EPSR9 demonstrated more potent antimicrobial effects against gastric ulcer pathogenic Helicobacter pylori. It formed a larger inhibition zone of 24.67 mm compared to 21.00 mm for the positive control (amoxicillin at 0.05 mg/ml, clarithromycin at 0.05 mg/ml, and metronidazole at 0.8 mg/ml). EPSR9 also had a lower MIC of 31.25 µg/ml versus 62.5 µg/ml for the control. Both compounds showed an MBC of 62.5 µg/ml; however, EPSR9’s MBC/MIC index was lower at 2. EPSR9 exhibited promising antibacterial activity against H. pylori in vitro, as evidenced by a larger inhibition zone, lower MIC, and comparable MBC to the positive control. Additionally, the anti-biofilm activity of different (sub-MBCs) of the EPSR9 against H. pylori biofilms was further tested. At 25% of the MBC, EPSR9 inhibited 89.51% of H. pylori biofilm formation. This activity increased to 92.75% inhibition at 50% of the MBC and 95.60% at 75% of the MBC (Table VI).

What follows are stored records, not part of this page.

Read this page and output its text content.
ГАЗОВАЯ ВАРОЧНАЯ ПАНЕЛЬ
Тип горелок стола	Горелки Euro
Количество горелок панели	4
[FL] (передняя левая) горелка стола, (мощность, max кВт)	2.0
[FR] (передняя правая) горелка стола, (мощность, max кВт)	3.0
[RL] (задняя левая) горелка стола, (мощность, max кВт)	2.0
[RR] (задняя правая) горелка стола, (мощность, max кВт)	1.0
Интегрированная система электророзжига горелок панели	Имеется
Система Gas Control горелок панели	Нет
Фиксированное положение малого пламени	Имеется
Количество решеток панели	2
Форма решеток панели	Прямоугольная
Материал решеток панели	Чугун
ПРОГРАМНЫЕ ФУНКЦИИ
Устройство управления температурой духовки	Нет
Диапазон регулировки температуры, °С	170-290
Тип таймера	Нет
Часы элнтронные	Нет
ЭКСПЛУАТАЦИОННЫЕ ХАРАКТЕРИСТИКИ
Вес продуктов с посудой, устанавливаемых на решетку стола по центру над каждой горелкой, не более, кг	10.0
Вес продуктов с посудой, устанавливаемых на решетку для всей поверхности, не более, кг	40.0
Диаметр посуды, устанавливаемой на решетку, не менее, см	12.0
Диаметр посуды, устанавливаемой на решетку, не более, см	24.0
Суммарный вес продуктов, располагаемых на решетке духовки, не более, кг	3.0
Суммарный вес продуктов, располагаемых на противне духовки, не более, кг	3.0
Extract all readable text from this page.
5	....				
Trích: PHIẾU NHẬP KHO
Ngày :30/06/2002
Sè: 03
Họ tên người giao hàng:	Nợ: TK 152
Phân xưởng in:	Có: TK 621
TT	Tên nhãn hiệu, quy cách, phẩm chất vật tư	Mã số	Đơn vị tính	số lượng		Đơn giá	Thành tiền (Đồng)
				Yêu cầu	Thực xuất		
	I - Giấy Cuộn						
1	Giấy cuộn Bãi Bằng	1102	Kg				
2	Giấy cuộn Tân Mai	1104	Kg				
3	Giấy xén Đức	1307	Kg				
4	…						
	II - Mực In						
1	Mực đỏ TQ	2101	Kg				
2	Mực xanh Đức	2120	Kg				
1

Following this, the anti-biofilm activity of EPSR9 at various % MBC concentrations was tested against the same tested bacterial strains but not E. coli (Figure 10). First, the antibiofilm of G+ve bacteria was investigated. According to the findings, S. aureus showed the highest level of 67.28% anti-biofilm activity at 75% MBC. Meanwhile, at the lowest measured percentage of 25% MBC, its minimal activity was recorded at 37.06%. Additionally, Enterococcus faecalis showed a similar pattern, with its highest level of inhibition reaching 84.83% at 75% MBC (Supplementary Table SIII). Meanwhile, at 25% MBC, its activity dropped to 61.76%. Lastly, Bacillus subtilis was investigated and found to be most vulnerable at 75% MBC, where a remarkable 86.08% anti-biofilm effect occurred. However, when the concentration was reduced to 25% MBC, this dropped to 61.18% (Table VII).

Figure 10

Antibiofilm activity of EPSR9 against different G+ve and G-ve ATCC bacteria at different % MBC

Next, the evaluation of G-ve bacteria was conducted. Initially, Klebsiella pneumoniae showed 80.84% optimum activity at 75% MBC. At 25% MBC, this dropped to the smaller but still considerable value of 50.86% (Supplementary Table SIII). Next, Salmonella typhi showed an even higher maximal inhibition of 88.05% at 75% MBC. Under less concentrated settings, it was less effective, declining to 61.90% at 25% MBC (Table VII). In general, EPSR9 outperformed all other pathogens at a maximum of 75% MBC. It also suppressed Gram-negative organisms more powerfully than Gram-positive ones. Essential insights into EPSR9’s concentration-dependent anti-biofilm ability against a variety of therapeutically relevant bacteria were obtained from this thorough investigation. This comprehensive investigation emphasized the importance of EPSR9’s concentration-dependent anti-biofilm abilities against pathogenic bacteria.